The Middle East was the region least impacted by the 2008 financial crisis (Saleem 2010, Al-Sharmani 2014, World Bank 2016). It has investment systems markedly different from those of the West, is largely governed by Islamic Shari'a, and has varying forms of governance and institutional organization (Chapra 1994, World Bank 2016) that are not understood by many; nor how these systems may shape entrepreneurial and industrial development (Metcalfe 2020). The aftermath of the āArab Springā revolutions reconfigured men's and women's laboring in diverse ways, and COVID-19 has created more complex constraints and opportunities for women in the Global South (see Al-Dajani 2020, UN Women 2020a, 2020b). This text aims to bring some of these insights to extend, contribute to, and add new epistemological insights about what venturing is, doing venturing, and how venturing is conceived in the MENA region as part of a globalized ummah (consensus) (Roy 2004, Chaudhri 2002, El Azhary Sonbol 2020).

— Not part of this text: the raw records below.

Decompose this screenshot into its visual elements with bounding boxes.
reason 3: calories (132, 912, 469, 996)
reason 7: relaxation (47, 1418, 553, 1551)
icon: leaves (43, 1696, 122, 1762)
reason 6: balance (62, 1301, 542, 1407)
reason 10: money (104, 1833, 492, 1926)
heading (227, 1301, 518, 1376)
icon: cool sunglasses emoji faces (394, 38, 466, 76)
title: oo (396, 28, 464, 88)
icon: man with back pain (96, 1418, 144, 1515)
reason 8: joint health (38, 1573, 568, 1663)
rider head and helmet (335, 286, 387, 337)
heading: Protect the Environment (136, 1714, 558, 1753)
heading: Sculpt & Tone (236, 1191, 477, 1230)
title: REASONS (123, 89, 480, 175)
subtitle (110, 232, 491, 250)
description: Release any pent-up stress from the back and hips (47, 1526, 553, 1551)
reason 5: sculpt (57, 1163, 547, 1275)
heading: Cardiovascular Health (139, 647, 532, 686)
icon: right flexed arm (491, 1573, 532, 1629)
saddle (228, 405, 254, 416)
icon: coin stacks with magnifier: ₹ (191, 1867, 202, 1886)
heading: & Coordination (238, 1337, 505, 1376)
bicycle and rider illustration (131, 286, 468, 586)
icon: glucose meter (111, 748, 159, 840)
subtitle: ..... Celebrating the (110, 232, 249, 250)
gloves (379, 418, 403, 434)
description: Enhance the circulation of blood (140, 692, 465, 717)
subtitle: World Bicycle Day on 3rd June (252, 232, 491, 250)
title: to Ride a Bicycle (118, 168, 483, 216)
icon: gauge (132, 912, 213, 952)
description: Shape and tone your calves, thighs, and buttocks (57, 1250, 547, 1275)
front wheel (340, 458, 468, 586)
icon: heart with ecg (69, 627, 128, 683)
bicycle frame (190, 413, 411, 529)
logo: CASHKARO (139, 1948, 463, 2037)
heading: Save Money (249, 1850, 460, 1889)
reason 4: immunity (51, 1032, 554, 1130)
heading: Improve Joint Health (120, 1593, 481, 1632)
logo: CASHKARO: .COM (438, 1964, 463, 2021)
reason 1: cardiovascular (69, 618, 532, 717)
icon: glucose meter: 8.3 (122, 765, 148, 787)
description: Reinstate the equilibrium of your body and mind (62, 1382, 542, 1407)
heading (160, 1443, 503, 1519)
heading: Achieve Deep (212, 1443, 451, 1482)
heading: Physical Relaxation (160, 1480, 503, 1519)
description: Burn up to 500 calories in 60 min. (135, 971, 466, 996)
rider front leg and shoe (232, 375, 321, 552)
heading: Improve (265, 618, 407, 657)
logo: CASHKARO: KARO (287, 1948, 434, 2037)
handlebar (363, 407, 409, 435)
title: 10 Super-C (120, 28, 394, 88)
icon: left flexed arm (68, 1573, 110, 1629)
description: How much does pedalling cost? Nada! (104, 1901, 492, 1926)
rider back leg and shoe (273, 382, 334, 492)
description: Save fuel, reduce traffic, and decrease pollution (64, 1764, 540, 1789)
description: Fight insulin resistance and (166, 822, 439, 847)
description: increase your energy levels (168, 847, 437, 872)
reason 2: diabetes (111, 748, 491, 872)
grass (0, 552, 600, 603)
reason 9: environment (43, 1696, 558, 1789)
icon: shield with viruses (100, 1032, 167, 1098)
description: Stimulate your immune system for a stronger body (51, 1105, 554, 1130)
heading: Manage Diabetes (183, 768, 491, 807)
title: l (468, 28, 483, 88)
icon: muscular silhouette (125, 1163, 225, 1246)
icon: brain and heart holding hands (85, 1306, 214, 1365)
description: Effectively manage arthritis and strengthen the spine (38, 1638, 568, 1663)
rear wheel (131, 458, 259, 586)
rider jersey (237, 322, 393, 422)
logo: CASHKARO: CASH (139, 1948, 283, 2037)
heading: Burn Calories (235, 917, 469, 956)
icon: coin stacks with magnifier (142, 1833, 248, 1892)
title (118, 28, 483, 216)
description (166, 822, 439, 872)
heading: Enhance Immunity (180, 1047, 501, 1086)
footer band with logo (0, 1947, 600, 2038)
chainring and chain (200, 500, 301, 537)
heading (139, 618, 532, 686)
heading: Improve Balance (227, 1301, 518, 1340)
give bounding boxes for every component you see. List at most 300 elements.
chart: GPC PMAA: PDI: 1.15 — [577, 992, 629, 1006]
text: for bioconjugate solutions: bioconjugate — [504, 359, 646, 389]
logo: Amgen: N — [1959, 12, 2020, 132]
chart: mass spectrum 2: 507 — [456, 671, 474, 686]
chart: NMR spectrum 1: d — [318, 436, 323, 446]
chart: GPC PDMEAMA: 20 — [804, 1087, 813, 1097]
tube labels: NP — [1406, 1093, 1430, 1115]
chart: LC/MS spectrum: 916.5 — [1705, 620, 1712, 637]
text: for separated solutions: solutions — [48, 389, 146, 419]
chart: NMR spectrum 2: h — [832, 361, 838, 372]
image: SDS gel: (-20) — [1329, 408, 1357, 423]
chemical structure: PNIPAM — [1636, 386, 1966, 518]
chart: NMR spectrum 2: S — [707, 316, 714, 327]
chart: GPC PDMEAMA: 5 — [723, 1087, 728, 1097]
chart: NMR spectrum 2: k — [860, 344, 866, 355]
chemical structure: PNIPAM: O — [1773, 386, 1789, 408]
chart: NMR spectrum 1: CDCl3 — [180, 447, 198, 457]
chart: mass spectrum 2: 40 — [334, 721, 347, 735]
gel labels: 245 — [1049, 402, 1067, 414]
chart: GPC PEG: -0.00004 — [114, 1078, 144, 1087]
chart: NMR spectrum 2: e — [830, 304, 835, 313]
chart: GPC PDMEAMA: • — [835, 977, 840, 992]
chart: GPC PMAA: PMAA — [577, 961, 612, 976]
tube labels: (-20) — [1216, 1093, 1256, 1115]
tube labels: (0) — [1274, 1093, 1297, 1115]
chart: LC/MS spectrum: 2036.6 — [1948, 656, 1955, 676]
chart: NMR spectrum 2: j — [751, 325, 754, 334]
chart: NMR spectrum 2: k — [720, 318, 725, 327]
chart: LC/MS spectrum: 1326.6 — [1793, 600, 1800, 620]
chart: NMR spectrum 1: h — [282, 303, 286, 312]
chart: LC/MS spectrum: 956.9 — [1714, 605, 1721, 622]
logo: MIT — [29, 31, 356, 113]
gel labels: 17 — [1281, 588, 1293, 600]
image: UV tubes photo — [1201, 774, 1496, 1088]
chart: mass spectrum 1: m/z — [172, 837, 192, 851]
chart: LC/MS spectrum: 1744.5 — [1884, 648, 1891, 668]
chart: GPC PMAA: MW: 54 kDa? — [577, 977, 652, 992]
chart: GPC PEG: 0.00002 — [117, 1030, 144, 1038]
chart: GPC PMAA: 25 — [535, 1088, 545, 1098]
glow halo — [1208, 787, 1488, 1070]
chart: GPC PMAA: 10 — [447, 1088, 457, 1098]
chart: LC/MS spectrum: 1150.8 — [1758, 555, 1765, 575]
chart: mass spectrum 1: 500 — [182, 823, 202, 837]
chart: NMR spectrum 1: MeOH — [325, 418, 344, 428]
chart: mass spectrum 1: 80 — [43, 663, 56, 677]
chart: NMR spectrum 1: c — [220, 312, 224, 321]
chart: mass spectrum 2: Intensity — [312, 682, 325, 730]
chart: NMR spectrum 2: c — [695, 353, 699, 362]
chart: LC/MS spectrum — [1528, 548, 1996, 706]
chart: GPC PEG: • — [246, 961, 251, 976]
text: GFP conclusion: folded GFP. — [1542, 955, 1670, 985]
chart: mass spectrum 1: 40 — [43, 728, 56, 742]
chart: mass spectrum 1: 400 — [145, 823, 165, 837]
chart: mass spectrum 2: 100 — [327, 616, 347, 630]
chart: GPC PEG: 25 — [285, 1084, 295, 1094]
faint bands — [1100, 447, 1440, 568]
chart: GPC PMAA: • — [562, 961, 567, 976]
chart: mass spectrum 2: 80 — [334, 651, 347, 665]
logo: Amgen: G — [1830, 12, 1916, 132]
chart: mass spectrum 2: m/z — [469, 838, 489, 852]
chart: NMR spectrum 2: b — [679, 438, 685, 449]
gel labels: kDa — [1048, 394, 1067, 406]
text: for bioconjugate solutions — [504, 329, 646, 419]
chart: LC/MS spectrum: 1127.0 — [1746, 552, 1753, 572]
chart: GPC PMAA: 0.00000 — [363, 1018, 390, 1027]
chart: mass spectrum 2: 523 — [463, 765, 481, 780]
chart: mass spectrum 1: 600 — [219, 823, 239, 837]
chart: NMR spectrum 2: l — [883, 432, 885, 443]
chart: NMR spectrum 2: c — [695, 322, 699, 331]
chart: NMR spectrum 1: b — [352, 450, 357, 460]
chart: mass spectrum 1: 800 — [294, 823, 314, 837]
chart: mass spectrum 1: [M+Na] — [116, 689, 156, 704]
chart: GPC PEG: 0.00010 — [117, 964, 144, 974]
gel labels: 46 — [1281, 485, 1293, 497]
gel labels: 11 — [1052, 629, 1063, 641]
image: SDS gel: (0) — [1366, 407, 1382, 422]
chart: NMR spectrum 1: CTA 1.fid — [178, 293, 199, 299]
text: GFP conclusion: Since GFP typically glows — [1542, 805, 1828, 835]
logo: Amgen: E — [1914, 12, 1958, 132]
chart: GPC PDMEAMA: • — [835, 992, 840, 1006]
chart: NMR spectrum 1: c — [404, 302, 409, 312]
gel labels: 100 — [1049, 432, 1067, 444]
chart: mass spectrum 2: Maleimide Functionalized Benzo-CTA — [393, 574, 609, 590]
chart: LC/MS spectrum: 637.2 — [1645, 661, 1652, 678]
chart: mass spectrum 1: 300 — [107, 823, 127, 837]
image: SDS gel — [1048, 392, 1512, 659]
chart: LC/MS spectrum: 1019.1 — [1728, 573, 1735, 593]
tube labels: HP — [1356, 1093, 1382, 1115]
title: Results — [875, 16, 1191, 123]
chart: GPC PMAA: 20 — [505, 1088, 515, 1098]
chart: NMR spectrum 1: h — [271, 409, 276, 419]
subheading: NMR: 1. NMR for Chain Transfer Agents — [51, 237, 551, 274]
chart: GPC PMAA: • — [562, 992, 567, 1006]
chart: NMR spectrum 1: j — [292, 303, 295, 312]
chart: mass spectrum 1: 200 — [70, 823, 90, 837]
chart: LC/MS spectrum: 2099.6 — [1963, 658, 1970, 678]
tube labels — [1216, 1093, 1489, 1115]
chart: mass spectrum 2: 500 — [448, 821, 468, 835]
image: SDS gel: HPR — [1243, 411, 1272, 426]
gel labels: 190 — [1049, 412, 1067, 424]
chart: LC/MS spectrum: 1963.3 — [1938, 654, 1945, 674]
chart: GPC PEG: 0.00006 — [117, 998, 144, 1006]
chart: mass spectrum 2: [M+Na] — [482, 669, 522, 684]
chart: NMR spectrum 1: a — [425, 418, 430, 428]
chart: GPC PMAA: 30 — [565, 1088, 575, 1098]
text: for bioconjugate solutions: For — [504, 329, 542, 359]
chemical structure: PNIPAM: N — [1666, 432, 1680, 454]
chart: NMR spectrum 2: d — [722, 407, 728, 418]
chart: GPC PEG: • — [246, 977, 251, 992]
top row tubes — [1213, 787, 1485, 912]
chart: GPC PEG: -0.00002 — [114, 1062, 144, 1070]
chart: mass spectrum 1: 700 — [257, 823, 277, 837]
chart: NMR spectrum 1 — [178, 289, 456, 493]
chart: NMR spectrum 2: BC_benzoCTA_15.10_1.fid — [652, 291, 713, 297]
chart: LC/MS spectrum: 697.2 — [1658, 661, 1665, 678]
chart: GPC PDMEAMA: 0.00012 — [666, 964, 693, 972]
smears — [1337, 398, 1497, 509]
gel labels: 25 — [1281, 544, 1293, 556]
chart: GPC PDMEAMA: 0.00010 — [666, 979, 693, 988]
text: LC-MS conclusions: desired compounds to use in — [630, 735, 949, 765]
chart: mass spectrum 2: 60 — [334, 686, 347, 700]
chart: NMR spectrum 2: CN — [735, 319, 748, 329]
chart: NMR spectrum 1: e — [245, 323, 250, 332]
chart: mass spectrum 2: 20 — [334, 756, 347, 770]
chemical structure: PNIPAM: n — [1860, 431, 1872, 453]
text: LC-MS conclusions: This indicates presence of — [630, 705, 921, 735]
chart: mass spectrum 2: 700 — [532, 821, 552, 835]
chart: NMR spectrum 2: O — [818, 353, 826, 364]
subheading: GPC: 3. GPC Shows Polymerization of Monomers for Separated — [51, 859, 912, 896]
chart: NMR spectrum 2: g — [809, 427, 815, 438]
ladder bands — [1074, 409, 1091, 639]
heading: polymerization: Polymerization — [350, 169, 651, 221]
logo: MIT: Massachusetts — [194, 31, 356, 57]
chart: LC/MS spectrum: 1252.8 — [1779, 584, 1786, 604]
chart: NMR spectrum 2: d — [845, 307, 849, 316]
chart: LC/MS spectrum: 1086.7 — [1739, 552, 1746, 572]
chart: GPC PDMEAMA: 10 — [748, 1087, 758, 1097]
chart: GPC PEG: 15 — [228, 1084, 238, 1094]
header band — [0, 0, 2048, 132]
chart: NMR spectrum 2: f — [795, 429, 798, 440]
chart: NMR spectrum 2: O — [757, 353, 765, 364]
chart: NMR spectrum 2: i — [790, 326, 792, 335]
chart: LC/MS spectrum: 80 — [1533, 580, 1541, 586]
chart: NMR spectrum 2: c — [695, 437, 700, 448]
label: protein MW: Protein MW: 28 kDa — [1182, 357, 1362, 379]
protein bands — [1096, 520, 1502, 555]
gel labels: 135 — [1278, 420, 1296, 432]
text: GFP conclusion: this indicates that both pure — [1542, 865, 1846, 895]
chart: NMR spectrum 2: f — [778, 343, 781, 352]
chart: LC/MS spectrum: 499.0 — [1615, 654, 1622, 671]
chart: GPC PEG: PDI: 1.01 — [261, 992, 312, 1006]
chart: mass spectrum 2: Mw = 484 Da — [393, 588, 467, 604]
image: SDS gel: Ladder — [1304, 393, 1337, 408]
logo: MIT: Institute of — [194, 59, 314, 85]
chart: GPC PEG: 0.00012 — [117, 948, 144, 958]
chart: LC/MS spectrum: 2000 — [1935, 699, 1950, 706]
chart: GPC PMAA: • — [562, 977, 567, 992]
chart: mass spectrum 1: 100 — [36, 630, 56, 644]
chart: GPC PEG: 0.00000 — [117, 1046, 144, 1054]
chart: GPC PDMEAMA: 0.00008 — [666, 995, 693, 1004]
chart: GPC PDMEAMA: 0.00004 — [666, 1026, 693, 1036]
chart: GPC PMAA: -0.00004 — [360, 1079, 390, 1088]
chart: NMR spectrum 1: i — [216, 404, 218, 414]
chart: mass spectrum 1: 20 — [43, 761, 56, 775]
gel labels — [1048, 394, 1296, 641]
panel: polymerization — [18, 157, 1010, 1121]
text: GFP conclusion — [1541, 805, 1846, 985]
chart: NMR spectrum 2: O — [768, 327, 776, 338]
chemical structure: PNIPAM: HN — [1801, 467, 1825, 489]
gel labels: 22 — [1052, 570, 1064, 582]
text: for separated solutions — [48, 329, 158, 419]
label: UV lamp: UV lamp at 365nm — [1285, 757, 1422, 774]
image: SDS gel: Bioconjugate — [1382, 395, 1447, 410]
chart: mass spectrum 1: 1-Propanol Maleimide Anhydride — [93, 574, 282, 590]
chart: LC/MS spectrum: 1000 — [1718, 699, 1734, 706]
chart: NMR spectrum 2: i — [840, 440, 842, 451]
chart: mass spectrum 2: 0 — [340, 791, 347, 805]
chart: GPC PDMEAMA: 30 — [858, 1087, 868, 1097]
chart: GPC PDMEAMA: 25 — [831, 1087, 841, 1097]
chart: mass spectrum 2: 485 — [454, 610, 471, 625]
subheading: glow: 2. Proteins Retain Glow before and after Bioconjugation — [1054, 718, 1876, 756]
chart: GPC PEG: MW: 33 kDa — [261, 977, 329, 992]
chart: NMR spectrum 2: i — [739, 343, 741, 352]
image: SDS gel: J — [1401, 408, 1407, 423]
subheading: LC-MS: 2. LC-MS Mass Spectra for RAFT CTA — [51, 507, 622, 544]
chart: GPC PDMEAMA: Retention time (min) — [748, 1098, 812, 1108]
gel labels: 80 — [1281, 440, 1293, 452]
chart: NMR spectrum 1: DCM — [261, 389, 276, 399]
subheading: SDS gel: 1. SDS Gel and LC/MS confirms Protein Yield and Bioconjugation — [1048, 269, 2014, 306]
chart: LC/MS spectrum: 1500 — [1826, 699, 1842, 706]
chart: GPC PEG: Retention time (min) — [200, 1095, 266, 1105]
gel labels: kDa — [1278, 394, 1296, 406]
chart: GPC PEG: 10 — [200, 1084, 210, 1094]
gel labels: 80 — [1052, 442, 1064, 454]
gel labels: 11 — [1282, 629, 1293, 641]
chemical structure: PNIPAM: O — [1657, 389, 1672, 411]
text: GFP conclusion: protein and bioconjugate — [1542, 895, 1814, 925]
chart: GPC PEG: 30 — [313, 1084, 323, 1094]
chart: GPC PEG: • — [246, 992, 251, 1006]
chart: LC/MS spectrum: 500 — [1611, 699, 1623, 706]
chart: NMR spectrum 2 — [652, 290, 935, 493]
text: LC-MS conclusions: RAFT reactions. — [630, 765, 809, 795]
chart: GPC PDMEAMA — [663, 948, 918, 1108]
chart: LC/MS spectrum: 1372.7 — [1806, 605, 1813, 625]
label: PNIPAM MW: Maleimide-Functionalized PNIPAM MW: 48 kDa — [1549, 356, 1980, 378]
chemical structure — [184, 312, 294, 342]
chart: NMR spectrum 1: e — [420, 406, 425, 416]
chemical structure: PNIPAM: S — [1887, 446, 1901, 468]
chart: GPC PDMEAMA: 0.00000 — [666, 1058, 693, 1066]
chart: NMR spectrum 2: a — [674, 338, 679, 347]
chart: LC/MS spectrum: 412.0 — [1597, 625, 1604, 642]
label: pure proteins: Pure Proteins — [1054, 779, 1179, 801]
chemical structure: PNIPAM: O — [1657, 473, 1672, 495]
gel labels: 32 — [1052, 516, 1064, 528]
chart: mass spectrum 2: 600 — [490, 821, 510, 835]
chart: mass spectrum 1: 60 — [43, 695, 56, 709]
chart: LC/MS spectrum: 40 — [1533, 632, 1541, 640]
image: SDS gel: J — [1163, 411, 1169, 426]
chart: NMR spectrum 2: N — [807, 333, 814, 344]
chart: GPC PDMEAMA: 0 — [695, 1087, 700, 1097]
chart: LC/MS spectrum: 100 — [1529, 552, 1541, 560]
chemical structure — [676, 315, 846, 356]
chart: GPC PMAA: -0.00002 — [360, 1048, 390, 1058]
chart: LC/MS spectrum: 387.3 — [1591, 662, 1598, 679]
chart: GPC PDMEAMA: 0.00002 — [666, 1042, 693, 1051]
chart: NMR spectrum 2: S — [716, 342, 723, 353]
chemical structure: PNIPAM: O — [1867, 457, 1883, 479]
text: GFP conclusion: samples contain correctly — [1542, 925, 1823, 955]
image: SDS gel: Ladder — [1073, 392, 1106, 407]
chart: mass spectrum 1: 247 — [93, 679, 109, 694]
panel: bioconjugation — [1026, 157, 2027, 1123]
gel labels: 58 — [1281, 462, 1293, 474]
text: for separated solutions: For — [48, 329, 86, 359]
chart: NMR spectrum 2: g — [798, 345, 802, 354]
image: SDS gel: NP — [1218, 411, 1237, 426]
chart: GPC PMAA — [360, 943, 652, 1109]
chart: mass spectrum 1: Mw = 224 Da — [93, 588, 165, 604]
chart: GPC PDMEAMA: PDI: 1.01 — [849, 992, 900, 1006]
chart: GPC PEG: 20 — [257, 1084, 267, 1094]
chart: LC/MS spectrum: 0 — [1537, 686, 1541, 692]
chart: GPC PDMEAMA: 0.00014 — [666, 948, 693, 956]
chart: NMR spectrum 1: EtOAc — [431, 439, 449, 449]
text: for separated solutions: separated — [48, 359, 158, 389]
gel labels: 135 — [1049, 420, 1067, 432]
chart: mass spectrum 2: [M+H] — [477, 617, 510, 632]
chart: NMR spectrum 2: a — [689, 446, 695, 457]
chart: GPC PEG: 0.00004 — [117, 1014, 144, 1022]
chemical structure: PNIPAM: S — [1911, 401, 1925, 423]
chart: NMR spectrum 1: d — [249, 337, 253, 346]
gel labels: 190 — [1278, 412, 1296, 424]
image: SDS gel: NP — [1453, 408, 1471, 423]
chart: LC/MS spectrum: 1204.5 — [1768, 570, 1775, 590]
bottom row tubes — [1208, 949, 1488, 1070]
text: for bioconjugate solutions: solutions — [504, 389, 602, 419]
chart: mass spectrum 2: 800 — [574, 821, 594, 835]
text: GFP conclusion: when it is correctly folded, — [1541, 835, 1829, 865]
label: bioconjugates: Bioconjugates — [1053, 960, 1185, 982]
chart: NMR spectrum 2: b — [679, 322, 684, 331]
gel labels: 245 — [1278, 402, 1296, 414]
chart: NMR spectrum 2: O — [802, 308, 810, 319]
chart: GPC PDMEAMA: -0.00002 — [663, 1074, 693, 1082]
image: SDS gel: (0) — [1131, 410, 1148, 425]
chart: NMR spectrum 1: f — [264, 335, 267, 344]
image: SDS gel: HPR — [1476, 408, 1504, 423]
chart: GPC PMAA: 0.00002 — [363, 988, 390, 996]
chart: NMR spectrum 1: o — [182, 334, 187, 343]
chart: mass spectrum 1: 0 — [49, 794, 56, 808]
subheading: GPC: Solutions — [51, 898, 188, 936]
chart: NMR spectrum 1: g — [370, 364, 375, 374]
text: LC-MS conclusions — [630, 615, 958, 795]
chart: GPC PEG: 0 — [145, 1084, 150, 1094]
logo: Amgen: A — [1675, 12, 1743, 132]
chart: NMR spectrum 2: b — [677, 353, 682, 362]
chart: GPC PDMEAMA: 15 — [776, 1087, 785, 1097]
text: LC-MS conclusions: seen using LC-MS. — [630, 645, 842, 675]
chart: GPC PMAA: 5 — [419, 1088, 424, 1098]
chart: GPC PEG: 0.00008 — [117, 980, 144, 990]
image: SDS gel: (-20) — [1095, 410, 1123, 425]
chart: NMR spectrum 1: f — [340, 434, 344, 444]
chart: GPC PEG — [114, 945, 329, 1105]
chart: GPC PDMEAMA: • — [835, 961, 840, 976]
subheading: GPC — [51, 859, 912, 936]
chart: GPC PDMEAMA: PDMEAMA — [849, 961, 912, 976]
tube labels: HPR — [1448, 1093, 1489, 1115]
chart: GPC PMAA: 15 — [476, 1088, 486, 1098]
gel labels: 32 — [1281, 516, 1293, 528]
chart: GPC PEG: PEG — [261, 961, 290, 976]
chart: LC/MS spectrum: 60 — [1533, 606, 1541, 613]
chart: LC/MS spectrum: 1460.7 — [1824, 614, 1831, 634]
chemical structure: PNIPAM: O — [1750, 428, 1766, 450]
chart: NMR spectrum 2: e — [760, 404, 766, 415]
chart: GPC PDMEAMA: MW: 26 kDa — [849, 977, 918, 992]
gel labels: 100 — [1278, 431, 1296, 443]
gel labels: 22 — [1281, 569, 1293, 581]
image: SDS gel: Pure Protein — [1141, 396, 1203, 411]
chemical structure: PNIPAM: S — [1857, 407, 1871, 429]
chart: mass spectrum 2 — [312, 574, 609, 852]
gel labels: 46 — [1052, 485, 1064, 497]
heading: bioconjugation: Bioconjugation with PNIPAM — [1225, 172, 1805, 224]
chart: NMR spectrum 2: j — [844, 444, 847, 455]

In this chapter, we will first provide a contextualized view of political economy premised on the Islamic Resurgence, also named Islamism or Progressive Islamism. This has been shaping economic, social, and political, states since the early 1990s. This is extremely important given the large number of Arab states that have introduced political quotas for women only in recent years. We then provide an overview of women's social status in the Arab Middle East, built on 2021 statistics from the World Economic Forum on empowerment among Arab states (WEF 2021 see also Chaudry Shalaby 2016). As part of this discussion, we highlight how Islamic Feminism(s) are providing great impetus for women's development, especially entrepreneurship development. We then illustrate a contextualized model that provides a multi-level and multi-actor frame, which provides a critical understanding of the intersecting dynamics of all actors in the Middle East involved in venture education, international organizations, and state support planning and growth and the associated policies that can support this (Zahidi 2018, Moghadam 2021).